«Compte tenu de la situation autour du ministère de la Défense, j’ai pris la décision de libérer de ses fonctions le ministre Anatoli Serdioukov, afin d’établir les conditions d’une enquête objective», a déclaré Vladimir Poutine à la télévision publique.

Fin octobre, plusieurs enquêtes ont été ouvertes à l’encontre d’une société contrôlée par le ministère de la Défense, Oboronservis, pour fraude lors de la vente de biens publics. Le préjudice s’établirait à au moins trois milliards de roubles (74 millions d’euros).

Selon le comité d’enquête russe, certains responsables du ministère choisissaient les biens immobiliers les plus prestigieux, y investissaient d’énormes sommes d’argent public, puis organisaient leur revente à des prix inférieurs à ceux du marché, apparemment à leur profit.

«S’il y a lieu, Anatoli Serdioukov peut être interrogé dans l’enquête criminelle» sur cette affaire, a précisé le porte-parole du Comité d’enquête Sergueï Markine à l’agence Itar-Tass.

Les rumeurs quant au prochain limogeage de Anatoli Serdioukov s’étaient multipliées depuis l’éclatement du scandale, notamment après que le site d’informations Lifenews.ru avait révélé que pendant une perquisition tôt le matin chez une suspecte, Evguenia Vassilieva, les enquêteurs étaient tombés sur le ministre lui-même.

Evguenia Vassilieva était jusqu’à récemment à la tête du département des propriétés du ministère de la Défense.

Anatoli Serdioukov, un civil qui occupait le poste de ministre de la Défense depuis 2007, est le gendre d’un proche de Vladimir Poutine, Viktor Zoubkov, originaire comme lui de Saint-Pétersbourg et qui a exercé différentes fonctions au gouvernement russe.

Le Premier ministre Dmitri Medvedev a estimé que Anatoli Serdioukov avait été «un ministre de la Défense efficace», mais a souligné que l’enquête «devait être menée à son terme».

Selon l’expert Pavel Felgenhauer, le ministre limogé avait «beaucoup d’ennemis» au sein même du pouvoir.

«Poutine a décidé de faire un exemple dans la lutte contre la corruption.

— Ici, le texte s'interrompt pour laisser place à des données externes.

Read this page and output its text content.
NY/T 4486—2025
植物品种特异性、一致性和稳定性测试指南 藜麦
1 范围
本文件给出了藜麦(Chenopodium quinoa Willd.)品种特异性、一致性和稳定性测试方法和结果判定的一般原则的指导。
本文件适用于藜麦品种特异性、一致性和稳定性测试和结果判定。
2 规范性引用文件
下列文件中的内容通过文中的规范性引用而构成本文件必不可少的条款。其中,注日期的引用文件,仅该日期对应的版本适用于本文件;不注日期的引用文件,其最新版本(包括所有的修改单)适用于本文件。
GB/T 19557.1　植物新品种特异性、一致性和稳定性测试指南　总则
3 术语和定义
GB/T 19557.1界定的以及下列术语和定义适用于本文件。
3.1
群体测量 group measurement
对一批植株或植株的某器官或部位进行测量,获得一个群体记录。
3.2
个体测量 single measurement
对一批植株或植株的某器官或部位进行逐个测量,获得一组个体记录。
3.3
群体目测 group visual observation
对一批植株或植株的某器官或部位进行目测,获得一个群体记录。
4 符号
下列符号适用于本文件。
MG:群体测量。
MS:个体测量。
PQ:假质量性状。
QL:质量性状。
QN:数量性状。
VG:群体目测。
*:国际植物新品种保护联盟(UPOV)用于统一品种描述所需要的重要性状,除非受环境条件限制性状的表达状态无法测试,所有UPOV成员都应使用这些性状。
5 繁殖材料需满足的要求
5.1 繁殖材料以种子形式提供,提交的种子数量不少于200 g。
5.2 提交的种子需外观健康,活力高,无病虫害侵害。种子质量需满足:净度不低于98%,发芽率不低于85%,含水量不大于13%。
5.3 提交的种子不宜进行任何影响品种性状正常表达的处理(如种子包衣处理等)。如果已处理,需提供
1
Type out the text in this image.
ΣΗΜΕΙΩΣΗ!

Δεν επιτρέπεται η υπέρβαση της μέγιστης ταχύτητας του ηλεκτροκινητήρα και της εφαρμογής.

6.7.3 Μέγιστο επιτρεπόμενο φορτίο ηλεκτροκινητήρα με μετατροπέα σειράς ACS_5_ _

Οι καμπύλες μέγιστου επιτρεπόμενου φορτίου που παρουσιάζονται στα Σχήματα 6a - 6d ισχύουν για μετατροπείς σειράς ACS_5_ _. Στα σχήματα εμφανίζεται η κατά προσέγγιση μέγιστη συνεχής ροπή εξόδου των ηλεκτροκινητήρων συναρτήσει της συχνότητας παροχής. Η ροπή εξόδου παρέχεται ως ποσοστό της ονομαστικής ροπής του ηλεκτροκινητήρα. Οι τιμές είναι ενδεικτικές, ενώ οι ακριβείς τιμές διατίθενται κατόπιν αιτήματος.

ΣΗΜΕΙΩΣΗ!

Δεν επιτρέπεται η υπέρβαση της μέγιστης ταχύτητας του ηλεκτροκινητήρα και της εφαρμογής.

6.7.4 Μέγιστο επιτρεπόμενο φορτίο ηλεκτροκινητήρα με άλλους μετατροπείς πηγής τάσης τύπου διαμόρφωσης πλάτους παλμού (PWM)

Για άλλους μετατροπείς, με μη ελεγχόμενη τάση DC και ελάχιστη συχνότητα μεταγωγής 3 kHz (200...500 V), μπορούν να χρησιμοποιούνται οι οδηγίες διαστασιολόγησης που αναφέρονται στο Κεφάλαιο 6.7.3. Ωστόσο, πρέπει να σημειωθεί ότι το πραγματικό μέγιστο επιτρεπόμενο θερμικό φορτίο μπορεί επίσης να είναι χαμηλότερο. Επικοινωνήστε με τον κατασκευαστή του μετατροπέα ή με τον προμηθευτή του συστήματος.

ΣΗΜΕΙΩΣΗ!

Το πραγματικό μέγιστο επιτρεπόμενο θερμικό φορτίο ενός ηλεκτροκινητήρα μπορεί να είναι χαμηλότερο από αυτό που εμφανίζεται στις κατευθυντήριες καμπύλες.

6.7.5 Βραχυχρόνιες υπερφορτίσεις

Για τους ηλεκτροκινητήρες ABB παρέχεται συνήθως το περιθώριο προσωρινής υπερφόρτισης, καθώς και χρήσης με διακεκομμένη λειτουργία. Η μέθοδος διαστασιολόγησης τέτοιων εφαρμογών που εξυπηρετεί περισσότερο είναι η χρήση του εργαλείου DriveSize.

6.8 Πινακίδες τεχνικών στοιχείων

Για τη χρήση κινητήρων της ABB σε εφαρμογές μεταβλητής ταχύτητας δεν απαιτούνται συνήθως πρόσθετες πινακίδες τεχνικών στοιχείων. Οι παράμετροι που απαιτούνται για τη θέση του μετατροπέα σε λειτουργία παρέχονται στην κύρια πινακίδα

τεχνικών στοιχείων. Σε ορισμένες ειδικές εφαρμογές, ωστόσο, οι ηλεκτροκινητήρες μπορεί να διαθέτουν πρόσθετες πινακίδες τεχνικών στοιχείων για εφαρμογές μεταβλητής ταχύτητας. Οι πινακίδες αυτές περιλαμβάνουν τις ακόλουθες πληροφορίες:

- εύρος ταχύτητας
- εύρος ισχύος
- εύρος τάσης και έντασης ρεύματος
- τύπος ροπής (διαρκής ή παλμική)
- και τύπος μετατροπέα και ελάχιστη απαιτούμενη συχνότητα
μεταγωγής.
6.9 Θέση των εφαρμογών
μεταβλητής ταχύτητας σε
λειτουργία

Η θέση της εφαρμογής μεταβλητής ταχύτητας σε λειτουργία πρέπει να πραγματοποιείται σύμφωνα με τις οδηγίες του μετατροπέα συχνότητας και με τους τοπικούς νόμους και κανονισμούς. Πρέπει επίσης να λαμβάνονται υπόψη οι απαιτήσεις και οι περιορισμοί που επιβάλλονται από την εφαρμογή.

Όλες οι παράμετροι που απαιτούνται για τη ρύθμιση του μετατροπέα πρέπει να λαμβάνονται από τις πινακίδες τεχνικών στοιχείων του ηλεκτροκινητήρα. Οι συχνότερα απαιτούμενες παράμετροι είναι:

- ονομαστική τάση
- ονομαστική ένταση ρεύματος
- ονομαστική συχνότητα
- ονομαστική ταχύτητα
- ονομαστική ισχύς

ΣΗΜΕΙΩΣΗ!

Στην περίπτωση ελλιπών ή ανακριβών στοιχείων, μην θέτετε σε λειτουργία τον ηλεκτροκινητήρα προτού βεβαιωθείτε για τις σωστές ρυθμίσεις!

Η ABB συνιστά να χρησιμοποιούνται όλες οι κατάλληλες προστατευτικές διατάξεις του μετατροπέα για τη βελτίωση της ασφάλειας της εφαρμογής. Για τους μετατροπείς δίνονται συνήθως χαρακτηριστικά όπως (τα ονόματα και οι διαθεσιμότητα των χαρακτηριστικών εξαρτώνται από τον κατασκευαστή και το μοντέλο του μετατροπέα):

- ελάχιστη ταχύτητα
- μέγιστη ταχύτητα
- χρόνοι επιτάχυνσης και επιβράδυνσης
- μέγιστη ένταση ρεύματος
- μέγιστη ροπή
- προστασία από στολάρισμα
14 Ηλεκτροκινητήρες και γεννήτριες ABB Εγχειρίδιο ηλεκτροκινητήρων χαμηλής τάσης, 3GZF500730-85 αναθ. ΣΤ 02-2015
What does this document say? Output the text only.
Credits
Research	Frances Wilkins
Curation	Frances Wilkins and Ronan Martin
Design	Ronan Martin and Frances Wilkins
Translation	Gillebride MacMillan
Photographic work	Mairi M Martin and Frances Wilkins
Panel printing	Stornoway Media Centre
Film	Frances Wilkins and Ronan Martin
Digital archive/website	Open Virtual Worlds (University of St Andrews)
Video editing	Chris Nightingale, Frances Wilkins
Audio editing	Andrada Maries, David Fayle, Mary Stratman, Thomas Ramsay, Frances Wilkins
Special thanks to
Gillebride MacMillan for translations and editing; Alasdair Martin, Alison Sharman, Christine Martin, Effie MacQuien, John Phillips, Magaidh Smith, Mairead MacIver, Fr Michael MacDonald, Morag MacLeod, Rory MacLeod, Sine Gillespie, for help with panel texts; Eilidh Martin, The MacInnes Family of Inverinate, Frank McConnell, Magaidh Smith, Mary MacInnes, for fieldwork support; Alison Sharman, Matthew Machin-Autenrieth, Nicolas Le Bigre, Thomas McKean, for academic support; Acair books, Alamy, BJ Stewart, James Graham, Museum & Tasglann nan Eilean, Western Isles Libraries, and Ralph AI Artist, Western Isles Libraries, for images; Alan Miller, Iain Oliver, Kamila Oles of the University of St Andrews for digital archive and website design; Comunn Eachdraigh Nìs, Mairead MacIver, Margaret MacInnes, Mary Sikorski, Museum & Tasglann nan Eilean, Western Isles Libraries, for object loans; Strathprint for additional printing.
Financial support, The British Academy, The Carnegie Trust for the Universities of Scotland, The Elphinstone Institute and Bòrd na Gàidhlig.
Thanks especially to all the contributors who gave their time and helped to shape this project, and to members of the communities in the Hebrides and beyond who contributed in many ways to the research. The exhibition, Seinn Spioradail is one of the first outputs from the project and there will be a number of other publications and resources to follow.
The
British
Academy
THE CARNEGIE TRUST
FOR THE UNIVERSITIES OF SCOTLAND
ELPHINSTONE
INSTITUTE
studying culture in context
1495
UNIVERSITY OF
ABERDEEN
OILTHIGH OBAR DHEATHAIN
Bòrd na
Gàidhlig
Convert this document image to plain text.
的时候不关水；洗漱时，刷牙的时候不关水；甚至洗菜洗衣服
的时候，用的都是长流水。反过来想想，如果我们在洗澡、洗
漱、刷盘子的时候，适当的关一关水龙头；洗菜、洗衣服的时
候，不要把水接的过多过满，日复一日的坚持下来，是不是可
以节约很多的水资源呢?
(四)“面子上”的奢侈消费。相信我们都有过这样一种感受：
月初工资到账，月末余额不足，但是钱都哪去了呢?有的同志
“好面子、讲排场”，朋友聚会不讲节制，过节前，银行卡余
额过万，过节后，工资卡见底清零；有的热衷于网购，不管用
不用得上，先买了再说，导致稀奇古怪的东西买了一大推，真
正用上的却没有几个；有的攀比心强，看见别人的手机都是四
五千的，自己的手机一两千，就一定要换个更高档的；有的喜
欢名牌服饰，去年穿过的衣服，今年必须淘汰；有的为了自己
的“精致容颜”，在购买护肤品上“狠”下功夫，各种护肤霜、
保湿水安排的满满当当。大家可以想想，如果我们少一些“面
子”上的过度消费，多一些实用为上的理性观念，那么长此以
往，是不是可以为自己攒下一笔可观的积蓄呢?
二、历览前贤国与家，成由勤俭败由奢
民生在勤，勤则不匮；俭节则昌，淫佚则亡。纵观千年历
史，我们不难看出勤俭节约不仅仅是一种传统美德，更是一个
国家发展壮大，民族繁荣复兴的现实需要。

Il faut montrer que personne n’est irremplaçable, il faut que toute l’élite ait peur», a ajouté l’expert.

Anatoli Serdioukov est remplacé par Sergueï Choïgou, un fidèle du président, longtemps à la tête du très important ministère des Situations d’urgence et qui avait été nommé au début de l’année gouverneur de la région de Moscou.

Le président Poutine lui a annoncé sa nomination devant les caméras de télévision. Le nouveau ministre «doit être une personne qui sera capable de poursuivre le développement des forces armées, d’assurer la réalisation des commandes militaires et des projets grandioses de réarmement de l’armée que nous nous sommes fixés», a-t-il dit.

Vladimir Poutine avait indiqué avant l’élection présidentielle de mars, qui a marqué son retour au Kremlin après un intermède de quatre ans comme Premier ministre, qu’il comptait placer le complexe militaro-industriel au centre du développement de la Russie et avait promis un réarmement «sans précédent» du pays.

Il avait annoncé que plus de 550 milliards d’euros seraient consacrés à l’industrie de la défense sur les dix ans à venir.